Meskipun tidak sebesar dan semegah Museum Tsunami di Banda Aceh, namun museum ini memiliki kekhasan tersendiri dengan adanya monumen berupa sebuah bola dunia berwarna emas.
Selain itu ada ayat-ayat suci Al-Quran berwarna kuning keemasan yang terukir indah di dinding berwarna marmer hitam.
Di sebelah kanan monumen tersebut terdapat sebuah lorong. Di dinding-dinding lorong tersebut terpatri nama-nama korban tsunami yang meninggal dunia, khususnya di Kota Sigli, Kabupaten Pidie, dan sekitarnya yang jumlahnya mencapai 120 ribu orang. Di dalam museumnya terdapat banyak gambar, foto, dan peta terkait gempa dan tsunami tersebut.
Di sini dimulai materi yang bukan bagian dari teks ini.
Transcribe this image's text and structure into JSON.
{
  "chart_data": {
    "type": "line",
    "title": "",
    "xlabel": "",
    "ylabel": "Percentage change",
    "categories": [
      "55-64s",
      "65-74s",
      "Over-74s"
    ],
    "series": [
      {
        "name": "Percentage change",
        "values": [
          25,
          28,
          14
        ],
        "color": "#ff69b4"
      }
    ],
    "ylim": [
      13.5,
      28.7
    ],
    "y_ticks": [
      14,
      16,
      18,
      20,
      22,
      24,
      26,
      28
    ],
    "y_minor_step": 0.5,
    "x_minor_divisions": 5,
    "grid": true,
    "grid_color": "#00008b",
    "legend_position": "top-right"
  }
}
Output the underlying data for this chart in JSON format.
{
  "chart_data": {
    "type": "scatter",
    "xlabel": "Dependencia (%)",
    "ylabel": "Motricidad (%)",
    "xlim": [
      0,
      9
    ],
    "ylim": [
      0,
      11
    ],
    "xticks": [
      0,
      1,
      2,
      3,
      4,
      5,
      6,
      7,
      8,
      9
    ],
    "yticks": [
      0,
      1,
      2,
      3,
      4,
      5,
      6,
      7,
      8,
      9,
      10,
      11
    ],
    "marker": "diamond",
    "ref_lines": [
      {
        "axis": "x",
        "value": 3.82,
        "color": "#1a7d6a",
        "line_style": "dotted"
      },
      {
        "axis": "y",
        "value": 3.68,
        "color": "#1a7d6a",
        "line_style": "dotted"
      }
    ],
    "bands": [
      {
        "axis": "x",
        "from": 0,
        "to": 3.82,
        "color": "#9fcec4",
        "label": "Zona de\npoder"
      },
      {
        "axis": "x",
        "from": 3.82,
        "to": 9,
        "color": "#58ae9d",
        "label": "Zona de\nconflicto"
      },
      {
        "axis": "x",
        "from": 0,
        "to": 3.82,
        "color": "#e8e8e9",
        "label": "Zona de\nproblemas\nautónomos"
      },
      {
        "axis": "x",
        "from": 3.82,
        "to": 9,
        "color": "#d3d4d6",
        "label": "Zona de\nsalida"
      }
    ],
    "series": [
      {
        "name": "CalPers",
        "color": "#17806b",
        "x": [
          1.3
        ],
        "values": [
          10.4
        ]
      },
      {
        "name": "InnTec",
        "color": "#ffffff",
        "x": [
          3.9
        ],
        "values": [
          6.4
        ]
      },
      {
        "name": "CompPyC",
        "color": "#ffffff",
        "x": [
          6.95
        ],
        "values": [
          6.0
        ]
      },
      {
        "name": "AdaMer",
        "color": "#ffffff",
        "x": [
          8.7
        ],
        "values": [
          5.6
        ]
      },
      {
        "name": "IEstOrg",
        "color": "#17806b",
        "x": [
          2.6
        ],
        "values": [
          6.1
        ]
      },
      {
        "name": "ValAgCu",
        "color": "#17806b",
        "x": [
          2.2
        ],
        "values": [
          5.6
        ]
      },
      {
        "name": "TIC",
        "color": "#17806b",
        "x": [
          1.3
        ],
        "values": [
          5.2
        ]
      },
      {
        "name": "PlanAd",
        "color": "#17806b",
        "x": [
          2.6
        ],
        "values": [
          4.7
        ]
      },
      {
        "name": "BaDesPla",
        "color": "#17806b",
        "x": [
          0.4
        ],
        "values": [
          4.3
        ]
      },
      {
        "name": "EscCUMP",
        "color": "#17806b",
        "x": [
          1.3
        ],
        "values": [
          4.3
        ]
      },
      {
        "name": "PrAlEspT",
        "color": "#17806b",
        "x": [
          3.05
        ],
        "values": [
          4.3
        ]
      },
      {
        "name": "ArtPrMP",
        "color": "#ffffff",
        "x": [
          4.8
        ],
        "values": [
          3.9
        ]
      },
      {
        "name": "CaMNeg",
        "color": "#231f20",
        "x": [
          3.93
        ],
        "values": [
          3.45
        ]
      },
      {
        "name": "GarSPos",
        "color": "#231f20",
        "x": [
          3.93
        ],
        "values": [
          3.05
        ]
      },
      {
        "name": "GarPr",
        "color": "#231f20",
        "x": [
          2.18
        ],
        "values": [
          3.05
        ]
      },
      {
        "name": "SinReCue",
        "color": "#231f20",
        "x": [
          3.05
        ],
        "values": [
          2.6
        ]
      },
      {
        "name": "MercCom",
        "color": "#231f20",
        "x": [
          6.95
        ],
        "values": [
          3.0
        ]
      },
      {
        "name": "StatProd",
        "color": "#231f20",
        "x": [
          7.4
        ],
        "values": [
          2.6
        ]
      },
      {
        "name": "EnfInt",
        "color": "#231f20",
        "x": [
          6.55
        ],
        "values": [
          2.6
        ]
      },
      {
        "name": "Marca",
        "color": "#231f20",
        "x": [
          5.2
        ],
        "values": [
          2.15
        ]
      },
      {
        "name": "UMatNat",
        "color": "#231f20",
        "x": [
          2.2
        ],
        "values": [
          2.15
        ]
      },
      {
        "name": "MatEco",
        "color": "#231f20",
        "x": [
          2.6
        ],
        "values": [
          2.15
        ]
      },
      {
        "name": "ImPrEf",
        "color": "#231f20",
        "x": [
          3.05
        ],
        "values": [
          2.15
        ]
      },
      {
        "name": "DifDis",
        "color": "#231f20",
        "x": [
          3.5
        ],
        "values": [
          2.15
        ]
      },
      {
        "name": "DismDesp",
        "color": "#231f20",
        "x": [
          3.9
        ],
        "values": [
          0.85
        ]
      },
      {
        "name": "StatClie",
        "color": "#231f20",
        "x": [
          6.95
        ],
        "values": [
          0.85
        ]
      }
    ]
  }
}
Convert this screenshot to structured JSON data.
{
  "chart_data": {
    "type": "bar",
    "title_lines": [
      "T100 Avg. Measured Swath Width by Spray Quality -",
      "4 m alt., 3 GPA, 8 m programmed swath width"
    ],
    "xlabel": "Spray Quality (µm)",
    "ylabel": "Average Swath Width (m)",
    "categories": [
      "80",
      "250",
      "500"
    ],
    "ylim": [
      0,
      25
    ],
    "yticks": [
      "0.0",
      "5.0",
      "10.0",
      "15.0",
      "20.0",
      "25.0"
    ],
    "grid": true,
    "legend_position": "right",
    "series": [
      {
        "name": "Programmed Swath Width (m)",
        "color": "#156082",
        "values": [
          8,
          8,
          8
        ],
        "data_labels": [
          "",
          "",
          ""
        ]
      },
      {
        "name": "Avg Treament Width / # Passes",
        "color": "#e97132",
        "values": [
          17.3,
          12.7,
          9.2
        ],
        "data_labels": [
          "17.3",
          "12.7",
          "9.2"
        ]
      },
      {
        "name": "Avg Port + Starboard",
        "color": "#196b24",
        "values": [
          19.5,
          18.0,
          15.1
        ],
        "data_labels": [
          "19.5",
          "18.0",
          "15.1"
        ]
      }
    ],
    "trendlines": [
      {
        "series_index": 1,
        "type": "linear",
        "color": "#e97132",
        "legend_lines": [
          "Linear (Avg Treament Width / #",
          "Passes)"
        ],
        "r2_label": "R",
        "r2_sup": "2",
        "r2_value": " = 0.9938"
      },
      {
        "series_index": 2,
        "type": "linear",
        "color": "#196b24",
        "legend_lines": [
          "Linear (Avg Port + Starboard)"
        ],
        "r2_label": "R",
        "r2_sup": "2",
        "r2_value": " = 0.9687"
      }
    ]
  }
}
Awalnya Museum dan Monumen Tsunami ini dibangun untuk memperingati korban bencana tersebut setiap tahun, namun belakangan menarik perhatian orang hingga menjadi daya tarik wisata di Kota Sigli.
Disamping wisatawan dari berbagai daerah dan kota, museum ini juga kerap dikunjungi para pelajar sebagai objek wisata belajar.
Kelebihan lain Museum dan Monumen Tsunami ini berada dekat Taman Siliwangi yang diteduhi pohon cemara dan tak jauh dari Bineh Laot (pingir laut) Sigli.
'Usai melihat dan berfoto di museum dan monumen ini, biasanya pengunjung berwisata kuliner di Taman Siliwangi atau di sekitar pantai, mencicipi Lincah atau rujak Aceh, mie, dan kopi Aceh.
Sambil menikmati beragam kuliner di sana, pengunjung bisa berbincang dengan pedagangnya. Beberapa pedagangnya merupakan korban gempa dan tsunami 2004 silam yang selamat.
Kota Sigli merupakan Ibukota Kabupaten Pidie. Kabupaten ini bertetangga dengan Kabupaten Pidie Jaya (Pijay) yang pada hari Rabu (7/12/2016) pagi diguncang gempa berkekuatan 6,5 Skala Rechter (SR) hingga menelan korban 100 orang lebih, merusak sejumlah masjid dan mushola, ruko, rumah dan lainnya.
Saat berkunjung ke Museum dan Monumen Tsunami di Kota Sigli ini, penulis sendiri merasakan betapa dasyatnya bencana gempa dan tsunami yang terjadi saat itu. Apalagi setelah mendengar cerita beberapa pedagang di Taman Siliwangi dan pantai Kota Sigli saat bencana tersebut menimpa mereka.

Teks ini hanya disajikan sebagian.